Veneto. Da venerdì a domenica, il fine settimana di un gennaio del decennio di inizio millennio.
Feroce
Trascorso ormai poco più di un anno dalla tragica rapina in una villetta della provincia di Varese, l’ucraino Sergej Fedorenko si ritrova a Mestre, in attesa di quello che metterà fine alla sua fuga precipitosa. Probabilmente una pallottola, sparata o dal sicario inviato dal suo vecchio capo serbo Bodgan Vasilievich o da qualcuno della polizia finalmente capace di rintracciarlo.

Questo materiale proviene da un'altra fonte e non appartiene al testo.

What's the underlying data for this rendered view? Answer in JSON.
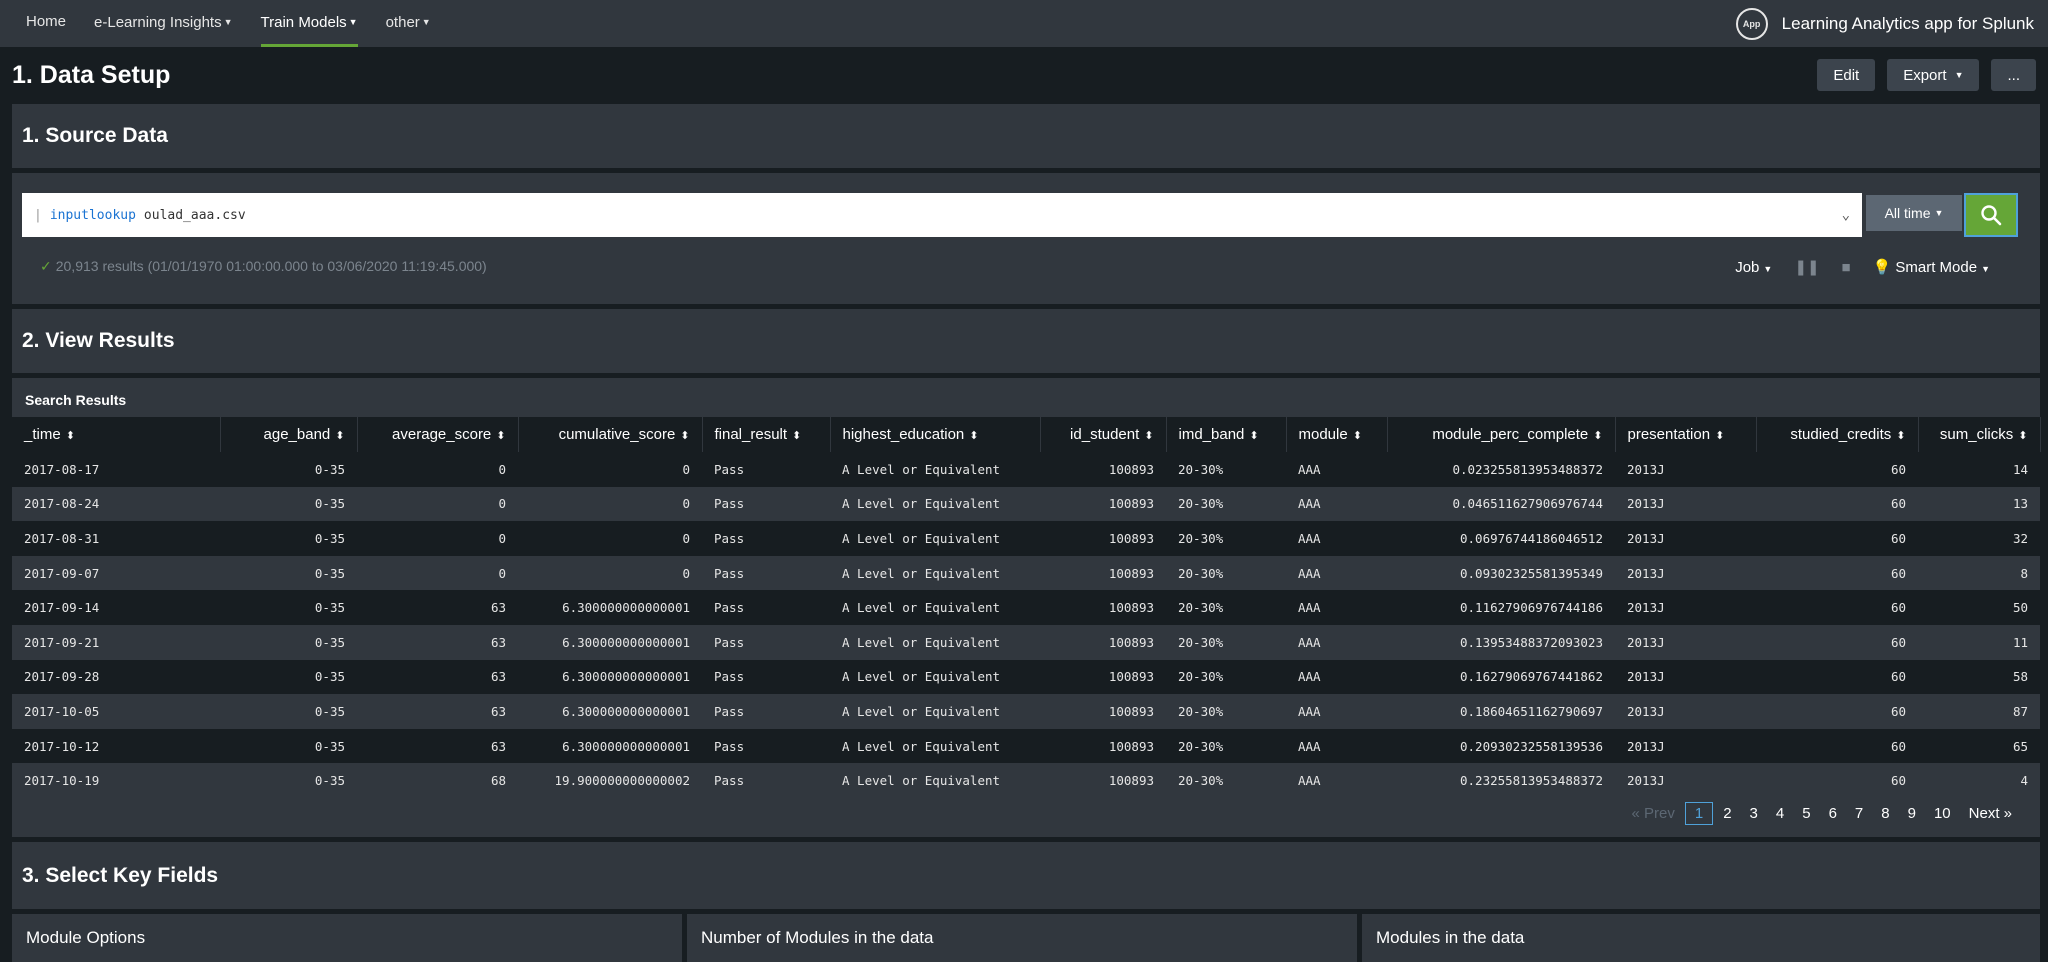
{
  "nav": {
    "items": [
      {
        "label": "Home",
        "caret": false,
        "active": false
      },
      {
        "label": "e-Learning Insights",
        "caret": true,
        "active": false
      },
      {
        "label": "Train Models",
        "caret": true,
        "active": true
      },
      {
        "label": "other",
        "caret": true,
        "active": false
      }
    ],
    "app_badge": "App",
    "app_name": "Learning Analytics app for Splunk"
  },
  "header": {
    "title": "1. Data Setup",
    "edit_label": "Edit",
    "export_label": "Export",
    "more_label": "..."
  },
  "source_panel": {
    "title": "1. Source Data",
    "query_pipe": "|",
    "query_command": "inputlookup",
    "query_args": "oulad_aaa.csv",
    "time_range": "All time",
    "status": "20,913 results (01/01/1970 01:00:00.000 to 03/06/2020 11:19:45.000)",
    "job_label": "Job",
    "mode_label": "Smart Mode"
  },
  "results_panel": {
    "title": "2. View Results",
    "label": "Search Results",
    "columns": [
      "_time",
      "age_band",
      "average_score",
      "cumulative_score",
      "final_result",
      "highest_education",
      "id_student",
      "imd_band",
      "module",
      "module_perc_complete",
      "presentation",
      "studied_credits",
      "sum_clicks"
    ],
    "rows": [
      [
        "2017-08-17",
        "0-35",
        "0",
        "0",
        "Pass",
        "A Level or Equivalent",
        "100893",
        "20-30%",
        "AAA",
        "0.023255813953488372",
        "2013J",
        "60",
        "14"
      ],
      [
        "2017-08-24",
        "0-35",
        "0",
        "0",
        "Pass",
        "A Level or Equivalent",
        "100893",
        "20-30%",
        "AAA",
        "0.046511627906976744",
        "2013J",
        "60",
        "13"
      ],
      [
        "2017-08-31",
        "0-35",
        "0",
        "0",
        "Pass",
        "A Level or Equivalent",
        "100893",
        "20-30%",
        "AAA",
        "0.06976744186046512",
        "2013J",
        "60",
        "32"
      ],
      [
        "2017-09-07",
        "0-35",
        "0",
        "0",
        "Pass",
        "A Level or Equivalent",
        "100893",
        "20-30%",
        "AAA",
        "0.09302325581395349",
        "2013J",
        "60",
        "8"
      ],
      [
        "2017-09-14",
        "0-35",
        "63",
        "6.300000000000001",
        "Pass",
        "A Level or Equivalent",
        "100893",
        "20-30%",
        "AAA",
        "0.11627906976744186",
        "2013J",
        "60",
        "50"
      ],
      [
        "2017-09-21",
        "0-35",
        "63",
        "6.300000000000001",
        "Pass",
        "A Level or Equivalent",
        "100893",
        "20-30%",
        "AAA",
        "0.13953488372093023",
        "2013J",
        "60",
        "11"
      ],
      [
        "2017-09-28",
        "0-35",
        "63",
        "6.300000000000001",
        "Pass",
        "A Level or Equivalent",
        "100893",
        "20-30%",
        "AAA",
        "0.16279069767441862",
        "2013J",
        "60",
        "58"
      ],
      [
        "2017-10-05",
        "0-35",
        "63",
        "6.300000000000001",
        "Pass",
        "A Level or Equivalent",
        "100893",
        "20-30%",
        "AAA",
        "0.18604651162790697",
        "2013J",
        "60",
        "87"
      ],
      [
        "2017-10-12",
        "0-35",
        "63",
        "6.300000000000001",
        "Pass",
        "A Level or Equivalent",
        "100893",
        "20-30%",
        "AAA",
        "0.20930232558139536",
        "2013J",
        "60",
        "65"
      ],
      [
        "2017-10-19",
        "0-35",
        "68",
        "19.900000000000002",
        "Pass",
        "A Level or Equivalent",
        "100893",
        "20-30%",
        "AAA",
        "0.23255813953488372",
        "2013J",
        "60",
        "4"
      ]
    ],
    "pagination": {
      "prev_label": "« Prev",
      "pages": [
        "1",
        "2",
        "3",
        "4",
        "5",
        "6",
        "7",
        "8",
        "9",
        "10"
      ],
      "current_page": "1",
      "next_label": "Next »"
    }
  },
  "key_fields_panel": {
    "title": "3. Select Key Fields",
    "sub_panels": [
      "Module Options",
      "Number of Modules in the data",
      "Modules in the data"
    ]
  },
  "colors": {
    "accent_green": "#65a637",
    "focus_blue": "#4fa1d9",
    "panel_bg": "#31373e",
    "page_bg": "#171d21"
  }
}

Quella sera era andato tutto male. Lui aveva sempre tenuto il passamontagna di lana, predicando prudenza ai due complici strafatti. Il crudele Pavel (fratello del capo) e l’ex pugile rumeno Roman, invece, avevano smaramaldeggiato come bestie feroci, pugnalato infine i due proprietari marito e moglie, stuprato la 35enne figlia Mariagrazia sopraggiunta sulla porta di casa, tentato di spararle insieme al piccolo nipote Gianluca apparso all’improvviso.

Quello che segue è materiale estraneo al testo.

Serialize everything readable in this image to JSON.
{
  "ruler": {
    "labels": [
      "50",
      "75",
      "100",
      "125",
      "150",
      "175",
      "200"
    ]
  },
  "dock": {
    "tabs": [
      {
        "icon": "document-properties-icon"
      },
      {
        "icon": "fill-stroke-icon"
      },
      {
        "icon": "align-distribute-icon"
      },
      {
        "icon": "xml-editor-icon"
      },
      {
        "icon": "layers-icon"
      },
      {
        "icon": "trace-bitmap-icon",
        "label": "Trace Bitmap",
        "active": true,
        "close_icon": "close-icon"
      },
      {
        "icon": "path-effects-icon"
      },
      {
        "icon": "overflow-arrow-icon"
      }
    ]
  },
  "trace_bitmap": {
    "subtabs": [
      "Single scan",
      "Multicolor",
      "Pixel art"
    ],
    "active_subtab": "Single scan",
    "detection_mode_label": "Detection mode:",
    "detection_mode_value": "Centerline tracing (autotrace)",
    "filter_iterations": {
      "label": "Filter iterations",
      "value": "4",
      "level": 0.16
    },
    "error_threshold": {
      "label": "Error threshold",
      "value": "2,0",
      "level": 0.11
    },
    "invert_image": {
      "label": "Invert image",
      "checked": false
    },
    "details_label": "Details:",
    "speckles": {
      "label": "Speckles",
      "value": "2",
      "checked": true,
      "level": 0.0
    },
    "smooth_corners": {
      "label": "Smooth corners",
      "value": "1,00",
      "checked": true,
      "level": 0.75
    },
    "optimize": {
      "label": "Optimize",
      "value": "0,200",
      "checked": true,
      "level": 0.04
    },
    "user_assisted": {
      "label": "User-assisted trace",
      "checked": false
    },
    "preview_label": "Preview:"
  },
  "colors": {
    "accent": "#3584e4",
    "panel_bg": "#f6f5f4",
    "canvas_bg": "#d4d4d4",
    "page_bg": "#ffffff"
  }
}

Era intervenuto solo a quel punto, li aveva bloccati ed era fuggito, narrato poi dalle cronache come un bandito romantico e redento, sentendosi comunque ormai spacciato.
Senza tornare a Milano, si era rifugiato per alcuni mesi nelle campagne bresciane. Poi si era rivolto all’unico amico rimasto, gestore di lapdance e altri affari nell’area di Venezia. Ora fa l’operaio in un cantiere a cavare l’amianto dalle lastre.
Alto un metro e ottanta, spalle larghe da fotomodello, vive appartato, beve molta vodka, ma si mantiene tonico e attraente, avendo in passato girato a lungo (dopo un po’ di università) fra incontri clandestini di lotta, con successo.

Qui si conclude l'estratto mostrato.